Saturday, February 24, 2007

Google + Cyc

I was researching something on Google, and bemoaning the limitations of keyword search. 'If only Google understood my query', I thought to myself. Then I recalled Doug Lenat's Cyc program, under development now for decades (since 1984 in fact).

Cyc is an attempt to formally codify all the knowledge of the world in a knowledge-representation language (based on predicate calculus) and then to use automated theorem-proving techniques - machine inference - to bridge the gap between questions and answers. The application to Internet search is obvious.

'I know', I thought, 'I'll write a post about this'.

Prudently, I first checked on Cycorp's website to see what Doug and the guys had to say. And there I found this video (here) where Doug talks to Google staff about exactly this concept.

So rather than me making it up, listen to Doug. The video is great: interesting and amusing, but it does run for more than an hour. It's clear, by the way, that this is all about Cycorp making a pitch to Google. If I had been Google, I would have sent someone down to Cycorp just to check them out in detail.

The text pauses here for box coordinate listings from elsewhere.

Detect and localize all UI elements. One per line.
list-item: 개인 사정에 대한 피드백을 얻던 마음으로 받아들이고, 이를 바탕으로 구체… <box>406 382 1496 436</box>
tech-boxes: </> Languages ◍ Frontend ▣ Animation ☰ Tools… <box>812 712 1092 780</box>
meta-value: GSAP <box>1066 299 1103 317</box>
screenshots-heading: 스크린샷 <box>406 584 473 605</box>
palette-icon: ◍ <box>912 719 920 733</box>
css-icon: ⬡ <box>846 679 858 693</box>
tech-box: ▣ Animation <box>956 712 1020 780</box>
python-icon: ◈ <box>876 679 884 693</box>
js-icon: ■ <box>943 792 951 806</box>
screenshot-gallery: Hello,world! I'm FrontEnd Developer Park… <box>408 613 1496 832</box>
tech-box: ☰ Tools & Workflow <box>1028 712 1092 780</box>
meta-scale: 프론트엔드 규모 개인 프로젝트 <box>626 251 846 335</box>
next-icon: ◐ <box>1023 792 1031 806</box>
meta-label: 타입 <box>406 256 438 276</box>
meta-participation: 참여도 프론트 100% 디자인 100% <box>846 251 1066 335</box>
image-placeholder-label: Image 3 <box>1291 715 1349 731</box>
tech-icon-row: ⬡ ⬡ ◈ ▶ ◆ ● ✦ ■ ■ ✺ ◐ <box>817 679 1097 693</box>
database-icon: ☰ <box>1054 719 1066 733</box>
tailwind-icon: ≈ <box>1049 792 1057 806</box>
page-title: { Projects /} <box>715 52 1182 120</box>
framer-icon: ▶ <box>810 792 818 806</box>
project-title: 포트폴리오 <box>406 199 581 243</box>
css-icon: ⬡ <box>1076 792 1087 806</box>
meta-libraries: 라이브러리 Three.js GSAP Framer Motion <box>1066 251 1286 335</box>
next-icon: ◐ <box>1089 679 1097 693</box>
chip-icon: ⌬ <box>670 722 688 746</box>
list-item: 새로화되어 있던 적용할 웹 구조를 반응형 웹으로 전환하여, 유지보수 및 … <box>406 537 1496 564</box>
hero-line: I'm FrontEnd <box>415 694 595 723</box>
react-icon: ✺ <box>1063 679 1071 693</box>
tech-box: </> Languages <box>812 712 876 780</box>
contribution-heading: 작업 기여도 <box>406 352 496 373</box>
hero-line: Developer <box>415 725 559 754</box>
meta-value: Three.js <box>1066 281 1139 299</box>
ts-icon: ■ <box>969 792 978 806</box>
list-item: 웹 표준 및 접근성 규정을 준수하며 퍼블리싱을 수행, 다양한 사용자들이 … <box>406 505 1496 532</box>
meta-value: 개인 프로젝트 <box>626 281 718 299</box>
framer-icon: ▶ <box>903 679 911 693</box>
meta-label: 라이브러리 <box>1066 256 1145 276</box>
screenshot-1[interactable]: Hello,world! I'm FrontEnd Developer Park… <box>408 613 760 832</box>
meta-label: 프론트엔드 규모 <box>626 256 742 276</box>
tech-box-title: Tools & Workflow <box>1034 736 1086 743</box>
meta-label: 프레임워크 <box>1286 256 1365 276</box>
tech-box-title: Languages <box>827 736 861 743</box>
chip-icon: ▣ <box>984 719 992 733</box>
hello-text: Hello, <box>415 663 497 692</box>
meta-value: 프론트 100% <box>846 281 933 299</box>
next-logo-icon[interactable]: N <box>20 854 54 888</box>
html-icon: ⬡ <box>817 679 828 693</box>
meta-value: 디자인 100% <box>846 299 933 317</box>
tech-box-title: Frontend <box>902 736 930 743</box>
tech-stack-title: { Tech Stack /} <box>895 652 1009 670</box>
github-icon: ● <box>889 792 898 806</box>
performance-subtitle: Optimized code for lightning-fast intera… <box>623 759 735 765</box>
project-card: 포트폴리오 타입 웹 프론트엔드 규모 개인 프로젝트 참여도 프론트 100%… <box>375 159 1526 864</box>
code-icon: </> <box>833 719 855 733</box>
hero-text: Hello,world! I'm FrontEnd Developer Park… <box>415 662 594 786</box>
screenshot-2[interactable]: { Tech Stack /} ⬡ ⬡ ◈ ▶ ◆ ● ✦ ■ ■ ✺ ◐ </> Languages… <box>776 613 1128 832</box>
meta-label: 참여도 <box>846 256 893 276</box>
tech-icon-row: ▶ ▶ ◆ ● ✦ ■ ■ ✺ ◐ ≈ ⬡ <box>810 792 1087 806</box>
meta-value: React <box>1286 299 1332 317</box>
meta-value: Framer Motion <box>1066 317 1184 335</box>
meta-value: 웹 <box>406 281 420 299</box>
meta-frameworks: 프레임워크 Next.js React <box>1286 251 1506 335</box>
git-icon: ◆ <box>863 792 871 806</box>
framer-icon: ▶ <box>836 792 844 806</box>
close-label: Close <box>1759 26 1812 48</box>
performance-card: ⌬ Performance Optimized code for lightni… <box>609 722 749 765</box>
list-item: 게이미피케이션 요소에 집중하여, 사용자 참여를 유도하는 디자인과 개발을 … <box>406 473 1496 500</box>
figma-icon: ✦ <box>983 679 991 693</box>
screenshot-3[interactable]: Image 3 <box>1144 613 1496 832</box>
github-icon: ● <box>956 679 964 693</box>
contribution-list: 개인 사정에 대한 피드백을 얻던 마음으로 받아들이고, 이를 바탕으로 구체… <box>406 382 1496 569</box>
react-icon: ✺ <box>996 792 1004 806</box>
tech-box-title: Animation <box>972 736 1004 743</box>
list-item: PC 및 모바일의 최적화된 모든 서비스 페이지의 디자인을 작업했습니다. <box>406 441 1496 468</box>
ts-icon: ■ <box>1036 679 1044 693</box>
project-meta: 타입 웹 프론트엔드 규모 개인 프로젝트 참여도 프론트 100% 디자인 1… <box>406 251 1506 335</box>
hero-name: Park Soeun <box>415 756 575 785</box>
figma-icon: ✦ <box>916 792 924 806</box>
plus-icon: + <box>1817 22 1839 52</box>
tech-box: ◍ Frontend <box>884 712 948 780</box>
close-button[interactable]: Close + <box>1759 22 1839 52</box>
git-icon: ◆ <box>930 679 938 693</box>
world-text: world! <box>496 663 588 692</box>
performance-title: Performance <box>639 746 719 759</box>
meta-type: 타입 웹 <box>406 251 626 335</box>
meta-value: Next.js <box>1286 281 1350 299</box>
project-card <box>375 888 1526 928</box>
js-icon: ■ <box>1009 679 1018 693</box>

However, given the video date of May 2006 and that we haven't heard anything, I would guess that Cyc is is still not ready for generalist-use prime-time. Most of Doug's examples of clients were DoD applications, and commercialisation still seems a problem for them.

Over the years, I have wobbled in my assessment of Cyc. Initially I thought it was a grandiose folly - a superhuman attempt to encode all of knowledge by manual means in a project lasting decades. Well, it has been decades, and perhaps they are getting close to critical mass. Nothing else over the last 20 or 30 years has solved the problem of automating the practical use of real-world knowledge, so maybe Cyc is it. I just hope that, like power from fusion, it's not always 10 or 20 years away from being truly useful.